Associates in Criminal Justice Degree Program Overviews

Criminal justice is becoming an in-demand field, and in some cases, college coursework is required for law enforcement positions. Learn about the curriculum of an associate's program in criminal justice, as well as career and continuing education information for graduates.

Essential Information

Students interested in two-year criminal justice associate's programs have a couple of different academic paths. An Associate of Arts (AA) in Criminal Justice degree program has general education requirements that involve more English, language and writing courses. Associate of Science (AS) in Criminal Justice studies are anchored in the humanities, science, and math.
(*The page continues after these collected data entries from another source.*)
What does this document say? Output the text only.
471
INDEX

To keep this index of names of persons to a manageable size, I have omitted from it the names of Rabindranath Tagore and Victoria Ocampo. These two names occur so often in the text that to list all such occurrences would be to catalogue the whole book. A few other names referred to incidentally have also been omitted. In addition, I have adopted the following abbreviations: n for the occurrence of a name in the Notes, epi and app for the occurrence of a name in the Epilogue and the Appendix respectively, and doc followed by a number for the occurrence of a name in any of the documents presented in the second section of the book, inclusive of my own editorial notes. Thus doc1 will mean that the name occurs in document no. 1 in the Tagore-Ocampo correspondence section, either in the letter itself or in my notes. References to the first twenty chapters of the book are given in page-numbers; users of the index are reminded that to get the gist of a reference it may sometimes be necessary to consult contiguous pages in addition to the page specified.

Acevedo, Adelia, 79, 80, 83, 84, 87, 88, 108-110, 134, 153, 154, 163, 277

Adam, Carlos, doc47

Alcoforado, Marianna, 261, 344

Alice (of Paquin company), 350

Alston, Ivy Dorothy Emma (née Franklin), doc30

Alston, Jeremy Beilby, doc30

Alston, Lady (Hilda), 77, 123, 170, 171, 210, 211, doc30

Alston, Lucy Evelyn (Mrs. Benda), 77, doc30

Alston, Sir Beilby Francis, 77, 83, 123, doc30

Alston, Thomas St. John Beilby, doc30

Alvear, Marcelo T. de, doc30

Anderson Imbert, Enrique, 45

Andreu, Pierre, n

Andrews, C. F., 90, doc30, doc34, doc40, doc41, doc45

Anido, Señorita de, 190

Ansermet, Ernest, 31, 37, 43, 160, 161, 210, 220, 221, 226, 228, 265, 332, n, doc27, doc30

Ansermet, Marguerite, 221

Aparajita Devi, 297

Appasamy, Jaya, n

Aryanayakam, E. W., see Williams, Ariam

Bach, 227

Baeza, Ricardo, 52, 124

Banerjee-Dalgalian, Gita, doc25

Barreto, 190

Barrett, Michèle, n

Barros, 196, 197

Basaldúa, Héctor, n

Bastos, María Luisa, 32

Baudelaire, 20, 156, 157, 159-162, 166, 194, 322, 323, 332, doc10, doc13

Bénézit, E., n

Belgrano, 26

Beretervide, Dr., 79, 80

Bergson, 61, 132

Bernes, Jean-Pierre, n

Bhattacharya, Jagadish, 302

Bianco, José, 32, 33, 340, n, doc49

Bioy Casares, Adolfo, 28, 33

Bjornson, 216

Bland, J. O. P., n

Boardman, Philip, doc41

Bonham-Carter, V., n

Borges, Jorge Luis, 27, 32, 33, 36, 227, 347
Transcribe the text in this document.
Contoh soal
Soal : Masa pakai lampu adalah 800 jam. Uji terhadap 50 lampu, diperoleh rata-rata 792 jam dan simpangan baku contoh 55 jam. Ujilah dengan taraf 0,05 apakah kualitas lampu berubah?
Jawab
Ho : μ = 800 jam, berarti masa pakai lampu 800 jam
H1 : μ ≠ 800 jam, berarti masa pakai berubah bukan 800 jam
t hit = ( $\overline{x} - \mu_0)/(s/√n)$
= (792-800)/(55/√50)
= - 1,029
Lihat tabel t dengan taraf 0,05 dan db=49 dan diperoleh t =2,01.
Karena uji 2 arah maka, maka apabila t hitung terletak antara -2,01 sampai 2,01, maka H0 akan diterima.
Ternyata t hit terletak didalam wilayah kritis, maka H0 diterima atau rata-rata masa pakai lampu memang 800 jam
Applicants to criminal justice degree programs need to provide high school transcripts and some schools request ACT or SAT scores.

Associate's Degree in Criminal Justice

A criminal justice associate's degree program teaches students to navigate the legal system, examine evidence, work with juvenile offenders and handle prisoners humanely. Additional training may need to be completed for some positions in the criminal justice field. The concentration options for an AA degree in criminal justice versus an AS degree in criminal justice are similar. Both cover loss prevention and policing. Students learn about theoretical and practical approaches to criminal corrections and legal processes. Some classes students can expect to find in a criminal justice program include:

  • Corrections and juvenile delinquency
  • Constitutional law
  • Criminal investigation and criminal procedures
  • Criminal law and evidence laws
  • Forensic science
  • Legal research

Popular Career Options

Graduates of criminal justice associate's degree programs can find entry-level positions in law enforcement and security. Some positions may require additional training or certification.

  • Corrections officer
  • Police officer
  • Private investigator
  • Special investigations
  • Transportation and Security Administration (TSA) screening officer

Employment Outlook and Salary Info

Police officers are projected to see 5% growth in employment opportunities from 2014-2024, stated the U.S. Bureau of Labor Statistics (BLS). The median annual salary for police and sheriff's patrol officers was $58,320 in May 2015. It's important to keep in mind that police officers complete extensive training academies as part of the hiring process, and a degree isn't always required for employment.

Continuing Education Information

Bachelor's and master's degree programs in criminal justice are available for those wishing to further pursue a career in law enforcement. A bachelor's degree is required for admittance to law school and opens up career opportunities in the Central Intelligence Agency (CIA), Federal Bureau of Investigation (FBI), and Drug Enforcement Administration (DEA).

Criminal justice associate's programs can prepare students for entry-level positions with law enforcement agencies. Graduates can also pursue a bachelor's or master's degree in order to go to law school or increase their career prospects.